Vient ensuite Paris, et le vaste cercle d’égoïsme qui l’entoure dans tous les sens, à quarante lieues de distance. À l’exception des gens de la dernière classe, on cherche à tirer parti du gouvernement quel qu’il soit ; mais s’exposer pour le défendre ou le changer passe pour souveraine duperie. Donc il n’y a rien de si différent que l’Alsace et les environs de Paris.

En continuant de s’avancer vers l’ouest, on trouve, vers Nantes, Auray, Savenay, Clisson, les Bretons, peuples du quatorzième siècle, dévoués à leur curé, et ne comptant la vie pour rien dès qu’il s’agit de venger Dieu.
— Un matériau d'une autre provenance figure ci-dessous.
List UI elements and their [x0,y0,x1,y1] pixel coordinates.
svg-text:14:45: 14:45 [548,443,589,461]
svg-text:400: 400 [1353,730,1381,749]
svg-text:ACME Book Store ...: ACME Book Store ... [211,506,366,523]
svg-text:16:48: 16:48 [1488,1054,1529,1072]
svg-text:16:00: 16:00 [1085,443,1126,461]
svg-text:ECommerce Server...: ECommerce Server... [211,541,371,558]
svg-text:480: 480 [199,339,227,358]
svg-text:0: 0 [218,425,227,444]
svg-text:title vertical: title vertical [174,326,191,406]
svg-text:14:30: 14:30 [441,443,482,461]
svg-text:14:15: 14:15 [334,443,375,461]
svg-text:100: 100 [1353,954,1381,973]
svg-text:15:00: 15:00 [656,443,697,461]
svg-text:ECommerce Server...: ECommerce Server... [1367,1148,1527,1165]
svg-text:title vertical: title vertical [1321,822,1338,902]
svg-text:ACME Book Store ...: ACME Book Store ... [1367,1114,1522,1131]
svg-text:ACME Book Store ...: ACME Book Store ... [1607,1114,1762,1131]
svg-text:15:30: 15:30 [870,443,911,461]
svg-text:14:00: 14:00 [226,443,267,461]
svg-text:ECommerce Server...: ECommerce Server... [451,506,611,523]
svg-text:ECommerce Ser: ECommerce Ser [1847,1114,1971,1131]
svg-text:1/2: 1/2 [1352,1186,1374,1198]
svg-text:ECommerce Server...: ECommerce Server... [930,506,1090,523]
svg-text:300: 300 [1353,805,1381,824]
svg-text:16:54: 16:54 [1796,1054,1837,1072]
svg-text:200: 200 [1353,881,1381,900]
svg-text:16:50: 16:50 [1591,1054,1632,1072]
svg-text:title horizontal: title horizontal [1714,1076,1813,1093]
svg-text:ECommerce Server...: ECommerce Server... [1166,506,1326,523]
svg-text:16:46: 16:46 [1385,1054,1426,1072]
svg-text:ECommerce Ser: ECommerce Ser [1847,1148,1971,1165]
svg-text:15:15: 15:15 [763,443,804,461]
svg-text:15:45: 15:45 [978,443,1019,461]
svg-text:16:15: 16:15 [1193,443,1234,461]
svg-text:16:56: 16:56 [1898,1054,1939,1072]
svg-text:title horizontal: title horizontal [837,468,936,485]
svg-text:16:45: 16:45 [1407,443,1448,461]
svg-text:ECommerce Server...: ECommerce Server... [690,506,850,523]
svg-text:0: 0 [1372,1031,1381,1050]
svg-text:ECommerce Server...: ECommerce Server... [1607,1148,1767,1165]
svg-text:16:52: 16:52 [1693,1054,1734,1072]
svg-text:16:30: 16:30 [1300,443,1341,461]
Plus au nord paraît le peuple de Normandie, gens fins, rusés, ne faisant jamais de réponse directe à la question qu’on leur adresse. Cette division, si elle n’est pas la plus spirituelle de France, me semble de bien loin la plus civilisée. De Saint-Malo à Avranches, Caen et Cherbourg, ce pays est aussi celui de France qui est le plus orné d’arbres et qui a les plus jolies collines. Le paysage serait tout à fait digne d’admiration, s’il avait de grandes montagnes ou du moins des arbres séculaires ; mais, en revanche, il a la mer, dont la vue jette tant de sérieux dans l’âme ; la mer, par ses hasards, guérit le bourgeois des petites villes d’une bonne moitié de ses petitesses.

Après les cinq divisions du nord, la généreuse Alsace, Paris et son cercle égoïste de quatre-vingts lieues de diamètre, la Bretagne dévote et courageuse, et la Normandie civilisée, nous trouvons au midi la Provence et sa franchise un peu rude. Les partis politiques donnent des assassinats en ce pays : le maréchal Brune, les mameluks de Marseille en 1815, les massacres de Nîmes.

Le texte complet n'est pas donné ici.